In 2006 and 2007, 3,551 two- to six-unit apartment buildings in Cook County were foreclosed on.

As with the broader crisis, Black neighborhoods face the brunt when it comes to renters. Two of every three foreclosed small apartment buildings, Virella reports, were in majority Black neighborhoods. Of 11 community areas studied with more than 100 small apartment building foreclosures in 2006 and 2007, all were on the predominantly minority South and West Sides of the city.


THE HARDSHIPS on renters go beyond the "hassle" of finding a new apartment. First of all, as the housing crisis drives former homeowners into rentals, some people are becoming multiple victims.

As the PMO's Rothstein told reporters, "A lot of these people, it is not the first foreclosure they face. A lot of families that we've seen had been foreclosed on the home they used to own and then became renters and now their landlord has been foreclosed upon."

While a few states require notifying renters of an impending foreclosure and eviction, most do not. Tenants often find out they must move when the sheriff appears at their door, creating an expensive scramble to find a new home, often with higher rent because of the short-notice.

Renters usually don't get their security deposits back, and they have often paid months of rent that the landlord has pocketed, even though he or she is no longer paying the mortgage. Many evicted tenants end up moving in with relatives or friends.

Landlords aren't just failing to pay their mortgages. The Chicago Metropolitan Tenants Organization (MTO) told the Chicago Reporter that they have seen a substantial spike in tenants' complaints about heat or gas being turned off after the landlord failed to pay the utilities.

Even where local laws prohibit evicting tenants, banks and mortgage companies try to bully renters into moving. Washington, D.C., prohibits evicting tenants for landlord foreclosure--but banks are known to send tenants "20-day notices" to vacate the property.

Renters dealing with these evictions find themselves tangled in a bewildering web of red tape.

Due to the deregulation of the housing market and financial system, many owners don't know who actually owns their mortgages, let alone renters. The bundling and selling of mortgages makes it increasingly hard for renters to find out just who is trying to put them on the street.

During evictions, mortgage companies and banks often contract out to other firms--usually law firms--that liaison with the local sheriff or constable to carry out the evictions.

Yet another company may be hired to physically haul a renter's belongings out of their home. For example, the Chicago Reporter recounts the story of Tabitha--a renter in Chicago's East Garfield Park neighborhood--who faced eviction from her brownstone apartment after her landlord failed to pay the mortgage.

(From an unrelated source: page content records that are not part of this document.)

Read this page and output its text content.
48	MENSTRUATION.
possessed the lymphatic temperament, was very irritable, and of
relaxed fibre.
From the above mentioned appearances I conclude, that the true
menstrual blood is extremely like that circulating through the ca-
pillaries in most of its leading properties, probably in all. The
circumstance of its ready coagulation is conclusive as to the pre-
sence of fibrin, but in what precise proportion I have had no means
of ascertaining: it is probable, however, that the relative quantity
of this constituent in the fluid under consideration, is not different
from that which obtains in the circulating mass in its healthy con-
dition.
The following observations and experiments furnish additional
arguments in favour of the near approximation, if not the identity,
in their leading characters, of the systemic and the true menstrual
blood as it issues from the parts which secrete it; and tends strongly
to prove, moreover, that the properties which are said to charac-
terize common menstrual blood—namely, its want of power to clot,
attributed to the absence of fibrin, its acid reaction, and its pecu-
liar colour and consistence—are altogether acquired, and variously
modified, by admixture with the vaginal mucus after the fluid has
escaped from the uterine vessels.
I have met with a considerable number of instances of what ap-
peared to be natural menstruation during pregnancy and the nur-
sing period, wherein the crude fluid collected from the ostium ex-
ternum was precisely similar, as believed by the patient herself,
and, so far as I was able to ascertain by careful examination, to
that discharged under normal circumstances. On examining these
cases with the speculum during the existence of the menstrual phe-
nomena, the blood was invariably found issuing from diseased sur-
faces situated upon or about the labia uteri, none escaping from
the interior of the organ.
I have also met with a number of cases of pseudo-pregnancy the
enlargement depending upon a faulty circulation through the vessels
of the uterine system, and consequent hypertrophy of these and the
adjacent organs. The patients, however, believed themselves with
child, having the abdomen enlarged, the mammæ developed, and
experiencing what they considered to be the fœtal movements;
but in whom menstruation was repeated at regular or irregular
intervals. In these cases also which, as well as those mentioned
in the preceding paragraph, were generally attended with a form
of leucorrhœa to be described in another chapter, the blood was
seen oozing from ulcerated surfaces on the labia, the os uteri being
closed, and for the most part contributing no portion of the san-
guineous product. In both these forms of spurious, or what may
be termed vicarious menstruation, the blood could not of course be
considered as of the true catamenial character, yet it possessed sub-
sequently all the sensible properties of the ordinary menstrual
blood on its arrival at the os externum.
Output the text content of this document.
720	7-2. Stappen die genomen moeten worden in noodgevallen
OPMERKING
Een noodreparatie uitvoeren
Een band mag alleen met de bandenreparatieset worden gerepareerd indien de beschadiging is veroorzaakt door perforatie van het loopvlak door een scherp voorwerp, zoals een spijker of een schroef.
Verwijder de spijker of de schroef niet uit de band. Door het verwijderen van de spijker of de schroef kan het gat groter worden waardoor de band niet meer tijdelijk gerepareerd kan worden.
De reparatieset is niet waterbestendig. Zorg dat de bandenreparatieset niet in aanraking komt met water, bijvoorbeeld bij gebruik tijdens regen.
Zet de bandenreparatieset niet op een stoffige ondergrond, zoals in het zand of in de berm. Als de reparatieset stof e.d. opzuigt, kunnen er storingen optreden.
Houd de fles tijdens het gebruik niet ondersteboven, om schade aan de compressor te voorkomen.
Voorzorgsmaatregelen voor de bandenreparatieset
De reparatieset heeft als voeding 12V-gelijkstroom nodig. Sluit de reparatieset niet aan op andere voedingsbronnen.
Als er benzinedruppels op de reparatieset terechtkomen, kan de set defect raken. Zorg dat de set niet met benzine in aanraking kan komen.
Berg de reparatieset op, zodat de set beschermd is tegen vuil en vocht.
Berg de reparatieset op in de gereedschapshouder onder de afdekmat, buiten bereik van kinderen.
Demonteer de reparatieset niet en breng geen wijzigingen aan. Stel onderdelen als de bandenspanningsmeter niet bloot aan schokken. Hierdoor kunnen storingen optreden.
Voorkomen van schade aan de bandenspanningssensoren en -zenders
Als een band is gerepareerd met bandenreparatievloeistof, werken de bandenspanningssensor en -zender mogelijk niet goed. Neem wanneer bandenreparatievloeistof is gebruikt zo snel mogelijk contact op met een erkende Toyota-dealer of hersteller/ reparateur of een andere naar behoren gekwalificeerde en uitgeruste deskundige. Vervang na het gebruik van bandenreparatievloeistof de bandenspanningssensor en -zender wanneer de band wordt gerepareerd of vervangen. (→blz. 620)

Tabitha had to deal with the California-based Citi Residential Lending, her realtor's office--Jax Realtors and REO Group--the Cook County Sheriff, and yet another company that was hired to empty her apartment, all in a vain attempt to retrieve her belongings.

She arranged with her former realtor to move her things. After waiting for two hours with a small army of friends who had come to help her move, Jax failed to show up. Tabitha sought legal help from the non-profit Legal Assistance Foundation and arranged another appointment to move. Again, Jax didn't show up.

However, movers from another company did show up at her apartment, and began moving her things out to the street, damaging much of her property beyond repair or use.

Since the general housing crisis is far from over, it is likely that the evictions of renters will continue to rise, and such horror stories will accumulate. Already strapped for cash due to record inflation, lower-income workers who make up the bulk of renters are also among the first to be laid off during a recession.

Despite hard times, inflation and unemployment, most of these workers have managed to pay their rent month after month after month. It is absurd that they would be driven from their homes by the thousands.

It is criminal that the banks and mortgage companies--the people who created the housing crisis in the first place--are the ones doing it.